Jó, 4
1. Elifaz de Temã tomou a palavra nestes termos:
1. Elifaz il Temanita prese la parola e disse:
2. “Se arriscarmos uma palavra, talvez ficarás aflito, mas quem poderá impedir-me de falar?
2. Se si tenta di parlarti, ti sarà forse gravoso? Ma chi può trattenere il discorso?
3. A muitos ensinaste, deste força a mãos frágeis.
3. Ecco, tu hai istruito molti e a mani fiacche hai ridato vigore;
4. Tuas palavras levantavam aqueles que caíam, fortificaste os joelhos vacilantes.
4. le tue parole hanno sorretto chi vacillava e le ginocchia che si piegavano hai rafforzato.
5. Agora que é a tua vez, enfraqueces; quando és atingido, te perturbas.
5. Ma ora questo accade a te e ti abbatti; capita a te e ne sei sconvolto.
6. Não estava a tua confiança na tua piedade, e a tua esperança na integridade de tua conduta?
6. La tua pietà non era forse la tua fiducia e la tua condotta integra, la tua speranza?
7. Lembra-te: Qual o inocente que pereceu? Ou quando foram destruídos os justos?
7. Ricordalo: quale innocente è mai perito e quando mai furon distrutti gli uomini retti?
8. Tanto quanto eu saiba, os que praticam a iniquidade e os que semeiam sofrimento também os colhem.
8. Per quanto io ho visto, chi coltiva iniquità, chi semina affanni, li raccoglie.
9. Ao sopro de Deus eles perecem e são aniquilados pelo vento de seu furor.
9. A un soffio di Dio periscono e dallo sfogo della sua ira sono annientati.
10. Urra o leão e seu rugido é abafado, os dentes dos leõezinhos são quebrados.*
10. Il ruggito del leone e l'urlo del leopardo e i denti dei leoncelli sono frantumati.
11. A fera morre porque não tinha presa e os filhotes da leoa se dispersam.
11. Il leone è perito per mancanza di preda e i figli della leonessa sono stati dispersi.
12. Uma palavra chegou a mim furtivamente, e meu ouvido percebeu o murmúrio.
12. A me fu recata, furtiva, una parola e il mio orecchio ne percepì il lieve sussurro.
13. Na confusão das visões da noite e na hora em que o sono se apodera das pessoas.
13. Nei fantasmi, tra visioni notturne, quando grava sugli uomini il sonno,
14. Surpreenderam-me o medo e o terror e sacudiram todos os meus ossos.

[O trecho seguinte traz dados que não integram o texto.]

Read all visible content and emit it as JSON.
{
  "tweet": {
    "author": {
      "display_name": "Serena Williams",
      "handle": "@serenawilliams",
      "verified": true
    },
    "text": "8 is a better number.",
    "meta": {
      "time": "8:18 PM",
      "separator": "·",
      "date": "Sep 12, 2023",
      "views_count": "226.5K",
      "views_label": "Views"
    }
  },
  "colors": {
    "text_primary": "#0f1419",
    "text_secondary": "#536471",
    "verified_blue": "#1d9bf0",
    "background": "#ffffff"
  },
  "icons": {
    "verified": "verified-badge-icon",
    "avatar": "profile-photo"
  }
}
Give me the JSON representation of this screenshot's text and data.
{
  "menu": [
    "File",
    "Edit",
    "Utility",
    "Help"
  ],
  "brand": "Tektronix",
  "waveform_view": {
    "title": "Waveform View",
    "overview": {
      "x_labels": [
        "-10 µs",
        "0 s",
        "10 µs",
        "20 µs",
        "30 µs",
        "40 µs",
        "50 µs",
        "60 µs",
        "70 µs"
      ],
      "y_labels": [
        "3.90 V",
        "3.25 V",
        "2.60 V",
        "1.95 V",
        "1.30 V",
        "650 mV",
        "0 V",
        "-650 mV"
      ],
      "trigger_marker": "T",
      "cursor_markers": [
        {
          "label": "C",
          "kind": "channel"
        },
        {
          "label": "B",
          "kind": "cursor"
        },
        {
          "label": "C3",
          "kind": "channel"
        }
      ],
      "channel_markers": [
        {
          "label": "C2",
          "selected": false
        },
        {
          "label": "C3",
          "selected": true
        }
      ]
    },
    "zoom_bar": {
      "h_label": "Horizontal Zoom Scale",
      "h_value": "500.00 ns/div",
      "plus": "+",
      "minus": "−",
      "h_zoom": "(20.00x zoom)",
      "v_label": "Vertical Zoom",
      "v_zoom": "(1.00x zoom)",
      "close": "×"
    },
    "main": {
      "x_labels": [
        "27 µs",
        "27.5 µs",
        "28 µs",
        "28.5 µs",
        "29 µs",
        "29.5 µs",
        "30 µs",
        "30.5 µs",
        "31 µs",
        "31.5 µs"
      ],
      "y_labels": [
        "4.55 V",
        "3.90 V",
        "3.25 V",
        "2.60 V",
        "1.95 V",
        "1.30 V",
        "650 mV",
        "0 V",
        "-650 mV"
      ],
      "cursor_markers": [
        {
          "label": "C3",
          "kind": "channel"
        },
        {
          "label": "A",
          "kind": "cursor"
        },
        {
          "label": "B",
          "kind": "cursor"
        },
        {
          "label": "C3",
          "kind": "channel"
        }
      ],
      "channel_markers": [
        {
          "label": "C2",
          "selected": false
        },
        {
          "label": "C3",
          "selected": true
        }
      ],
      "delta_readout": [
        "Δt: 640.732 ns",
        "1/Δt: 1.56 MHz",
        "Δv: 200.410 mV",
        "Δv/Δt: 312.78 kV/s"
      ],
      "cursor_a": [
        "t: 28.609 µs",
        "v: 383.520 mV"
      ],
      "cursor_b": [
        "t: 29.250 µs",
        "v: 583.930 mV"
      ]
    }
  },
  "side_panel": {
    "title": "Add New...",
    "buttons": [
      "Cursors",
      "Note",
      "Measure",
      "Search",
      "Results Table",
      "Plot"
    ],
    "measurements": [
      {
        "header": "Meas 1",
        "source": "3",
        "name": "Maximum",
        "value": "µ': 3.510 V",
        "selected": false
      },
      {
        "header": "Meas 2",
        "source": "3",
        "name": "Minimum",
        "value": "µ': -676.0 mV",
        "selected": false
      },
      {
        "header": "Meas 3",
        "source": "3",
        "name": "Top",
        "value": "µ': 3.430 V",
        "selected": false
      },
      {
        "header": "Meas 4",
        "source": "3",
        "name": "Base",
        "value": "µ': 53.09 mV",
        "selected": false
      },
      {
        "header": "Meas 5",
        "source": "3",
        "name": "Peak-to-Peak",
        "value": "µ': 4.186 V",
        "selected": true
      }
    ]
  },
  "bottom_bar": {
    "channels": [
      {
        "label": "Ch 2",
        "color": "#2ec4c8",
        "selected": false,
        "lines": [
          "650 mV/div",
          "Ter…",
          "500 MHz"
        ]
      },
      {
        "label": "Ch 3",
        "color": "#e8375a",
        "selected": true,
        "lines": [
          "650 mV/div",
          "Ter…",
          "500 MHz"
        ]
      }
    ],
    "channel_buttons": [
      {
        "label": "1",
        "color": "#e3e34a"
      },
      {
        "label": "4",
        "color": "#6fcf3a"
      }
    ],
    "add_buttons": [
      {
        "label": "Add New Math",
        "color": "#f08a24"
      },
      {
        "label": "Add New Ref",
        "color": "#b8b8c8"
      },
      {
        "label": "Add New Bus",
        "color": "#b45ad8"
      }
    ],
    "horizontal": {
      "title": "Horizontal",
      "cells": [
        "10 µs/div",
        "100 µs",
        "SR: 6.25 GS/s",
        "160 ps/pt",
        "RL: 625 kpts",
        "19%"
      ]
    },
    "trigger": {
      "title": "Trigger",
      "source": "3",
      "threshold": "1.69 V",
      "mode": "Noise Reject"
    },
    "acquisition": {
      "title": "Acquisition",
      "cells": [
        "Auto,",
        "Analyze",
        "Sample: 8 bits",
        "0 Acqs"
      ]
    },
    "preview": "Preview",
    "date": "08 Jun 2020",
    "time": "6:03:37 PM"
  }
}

14. terrore mi prese e spavento e tutte le ossa mi fece tremare;
15. Um sopro perpassou meu rosto e fez arrepiar o pêlo do meu corpo.
15. un vento mi passò sulla faccia, e il pelo si drizzò sulla mia carne...
16. Lá estava um ser – não lhe vi o rosto – como um espectro sob meus olhos.
16. Stava là ritto uno, di cui non riconobbi l'aspetto, un fantasma stava davanti ai miei occhi... Un sussurro..., e una voce mi si fece sentire:
17. Ouvi uma frágil voz: ‘Pode o homem ser justo na presença de Deus, pode o mortal ser puro diante do seu Criador?*
17. «Può il mortale essere giusto davanti a Dio o innocente l'uomo davanti al suo creatore?
18. Ele não confia nem nos seus próprios servos; até mesmo nos seus anjos encontra defeito,
18. Ecco, dei suoi servi egli non si fida e ai suoi angeli imputa difetti;
19. quanto mais nos seus hóspedes em casas de barro, que têm o pó por fundamento! São esmagados como a traça.*
19. quanto più a chi abita case di fango, che nella polvere hanno il loro fondamento! Come tarlo sono schiacciati,
20. Entre a manhã e a tarde são aniquilados; sem que neles se preste atenção, morrem para sempre.
20. annientati fra il mattino e la sera: senza che nessuno ci badi, periscono per sempre.
21. Não foi arrancada a estaca da tenda deles? Morrem sem terem conhecido a sabedoria’.”
21. La funicella della loro tenda non viene forse strappata? Muoiono senza saggezza!».
Bíblia Ave Maria - Kaikki oikeudet pidätetään.